Bien comenta en la novela que Hans vino para llenar de luz la oscuridad de la vida de Marcela. Una servidora cree que es al revés. Que fue ella la que iluminó, trastocó y desestabilizó su vida y la marcó por completo. Que su lucha interior sobre el deber y el querer claudicó cuando se vio profundamente enamorado de Marcela y que su vida, su experiencia y esos ojos azules solo reflejaban el regalo más preciado que la vida le había traído.


Dispénsenme si esto no es como tal, pero esta humilde lectora así lo sintió. La atracción entre ambos fue de tal calibre que Marcela no dudó. Fue la primera que profirió un «Te quiero» —antes de que él lo hiciera en alemán para no sufrir tanto por si las cosas no salían como debían—; fue quien cumplió la promesa de juventud, fue la que se internó en el infierno de la guerra para traerlo de vuelta. No. No fue él quien la sacó de la oscuridad. Ella ya brillaba con luz propia.
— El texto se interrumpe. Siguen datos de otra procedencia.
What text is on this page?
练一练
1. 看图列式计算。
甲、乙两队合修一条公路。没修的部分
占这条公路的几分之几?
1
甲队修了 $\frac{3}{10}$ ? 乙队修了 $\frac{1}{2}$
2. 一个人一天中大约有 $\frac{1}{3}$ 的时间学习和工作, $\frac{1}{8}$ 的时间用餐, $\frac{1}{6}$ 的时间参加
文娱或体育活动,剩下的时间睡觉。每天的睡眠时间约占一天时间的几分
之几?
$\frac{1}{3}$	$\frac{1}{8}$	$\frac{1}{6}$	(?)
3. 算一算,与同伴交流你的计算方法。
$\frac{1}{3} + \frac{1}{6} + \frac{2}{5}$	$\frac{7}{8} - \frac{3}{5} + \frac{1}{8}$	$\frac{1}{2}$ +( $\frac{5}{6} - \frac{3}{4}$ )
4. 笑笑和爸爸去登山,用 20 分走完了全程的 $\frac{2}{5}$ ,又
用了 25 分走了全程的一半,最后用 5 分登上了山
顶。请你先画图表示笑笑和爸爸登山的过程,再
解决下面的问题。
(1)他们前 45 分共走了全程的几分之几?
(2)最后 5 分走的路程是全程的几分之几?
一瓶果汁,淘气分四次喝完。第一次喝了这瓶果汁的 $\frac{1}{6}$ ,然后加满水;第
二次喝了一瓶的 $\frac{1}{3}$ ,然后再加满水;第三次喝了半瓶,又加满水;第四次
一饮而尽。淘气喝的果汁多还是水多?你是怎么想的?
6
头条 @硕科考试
Toda la obra en su conjunto, con la separación en cuatro partes, viene a la medida del paso del tiempo. Esa distribución que deja resuellos y bocanadas de aire en quien lo está leyendo enmarca muy bien los sucesos vitales y los avances de la novela. Esto se asemeja a lo mencionado previamente. La ausencia y la pérdida, grandes protagonistas a lo largo de la novela, dejan paso en la cuarta y última parte a un escaparate de desencadenantes que alegran a quien los ha acompañado a lo largo de las páginas. Es esa despedida paulatina de quien sabe que las cosas están cerradas. De quien, a pesar de todo lo sufrido, puede seguir mirando hacia delante con determinación. Por tanto, ese cierre, esa vuelta a la calma después de tantas emociones es una guinda excepcional.
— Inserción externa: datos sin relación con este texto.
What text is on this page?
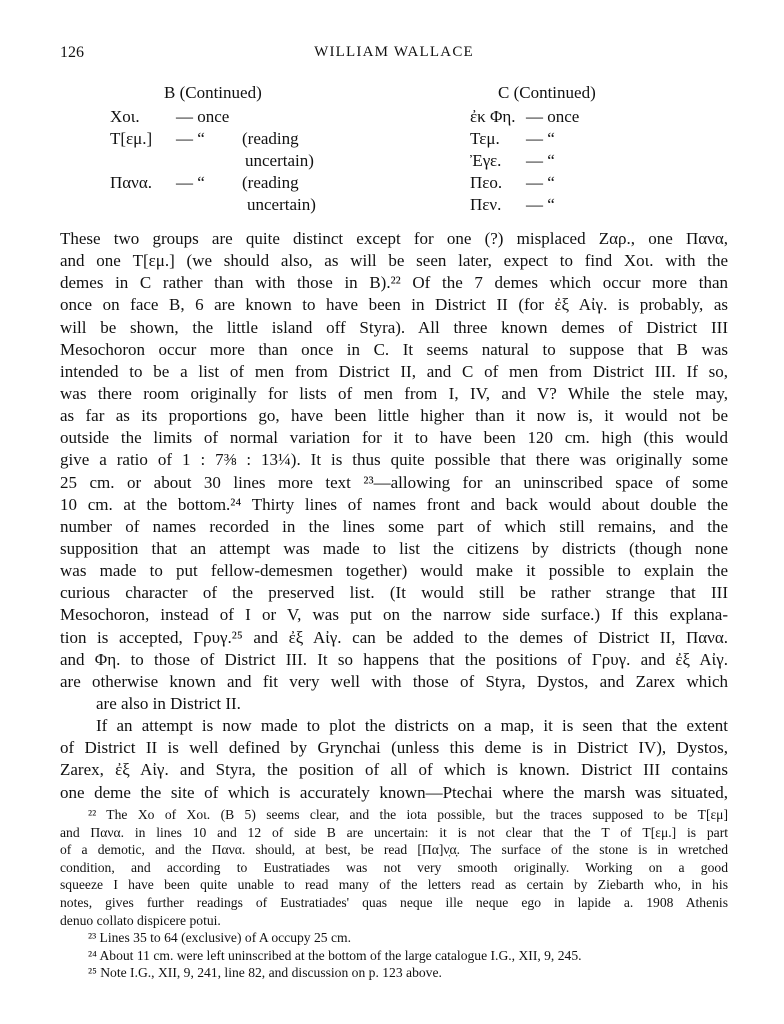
126	WILLIAM WALLACE
B (Continued)
Χοι. — once
Τ[εμ.] — “ (reading
uncertain)
Πανα. — “ (reading
uncertain)
C (Continued)
ἐκ Φη. — once
Τεμ. — “
Ἐγε. — “
Πεο. — “
Πεν. — “
These two groups are quite distinct except for one (?) misplaced Ζαρ., one Πανα,
and one Τ[εμ.] (we should also, as will be seen later, expect to find Χοι. with the
demes in C rather than with those in B).²² Of the 7 demes which occur more than
once on face B, 6 are known to have been in District II (for ἐξ Αἰγ. is probably, as
will be shown, the little island off Styra). All three known demes of District III
Mesochoron occur more than once in C. It seems natural to suppose that B was
intended to be a list of men from District II, and C of men from District III. If so,
was there room originally for lists of men from I, IV, and V? While the stele may,
as far as its proportions go, have been little higher than it now is, it would not be
outside the limits of normal variation for it to have been 120 cm. high (this would
give a ratio of 1 : 7⅜ : 13¼). It is thus quite possible that there was originally some
25 cm. or about 30 lines more text ²³—allowing for an uninscribed space of some
10 cm. at the bottom.²⁴ Thirty lines of names front and back would about double the
number of names recorded in the lines some part of which still remains, and the
supposition that an attempt was made to list the citizens by districts (though none
was made to put fellow-demesmen together) would make it possible to explain the
curious character of the preserved list. (It would still be rather strange that III
Mesochoron, instead of I or V, was put on the narrow side surface.) If this explana-
tion is accepted, Γρυγ.²⁵ and ἐξ Αἰγ. can be added to the demes of District II, Πανα.
and Φη. to those of District III. It so happens that the positions of Γρυγ. and ἐξ Αἰγ.
are otherwise known and fit very well with those of Styra, Dystos, and Zarex which
are also in District II.
If an attempt is now made to plot the districts on a map, it is seen that the extent
of District II is well defined by Grynchai (unless this deme is in District IV), Dystos,
Zarex, ἐξ Αἰγ. and Styra, the position of all of which is known. District III contains
one deme the site of which is accurately known—Ptechai where the marsh was situated,
²² The Χο of Χοι. (B 5) seems clear, and the iota possible, but the traces supposed to be Τ[εμ]
and Πανα. in lines 10 and 12 of side B are uncertain: it is not clear that the Τ of Τ[εμ.] is part
of a demotic, and the Πανα. should, at best, be read [Πα]ν̣α̣. The surface of the stone is in wretched
condition, and according to Eustratiades was not very smooth originally. Working on a good
squeeze I have been quite unable to read many of the letters read as certain by Ziebarth who, in his
notes, gives further readings of Eustratiades' quas neque ille neque ego in lapide a. 1908 Athenis
denuo collato dispicere potui.
²³ Lines 35 to 64 (exclusive) of A occupy 25 cm.
²⁴ About 11 cm. were left uninscribed at the bottom of the large catalogue I.G., XII, 9, 245.
²⁵ Note I.G., XII, 9, 241, line 82, and discussion on p. 123 above.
Y, por último, el mar. Otro personaje más en la novela. Metafórica y literalmente es esa inmensidad que nos cuestiona y nos sitúa como elementos diminutos a merced de sus antojos. Es el que trae y arrebata la vida. Es la esperanza de que se sitúa al otro lado. La fe del marino, el sustento de la familia y el enemigo déspota. Qué sutileza para incluirlo en la novela en puntos clave y qué preciosa fotografía los paseos al final de la novela. Es la visita de un viejo amigo, del que ha compartido vida con uno y del que ha unido los devenires de dos personas.


Con todo y con más —y seguro que también con otras tantas cosas que me habré dejado en el tintero— El guardián de la marea ha sido un viaje trepidante, maravilloso, sentido y bello. Un canto al amor y a todas las barreras que este puede superar. Es por ello por lo que estoy muy de acuerdo con la cita elegida al comienzo de la novela:

"Ama un solo día y el mundo habrá cambiado"

de Robert Browning. Marcela amó. Y lo hizo de tal manera que no solo irradió su mundo sino el de los que estaban a su alrededor.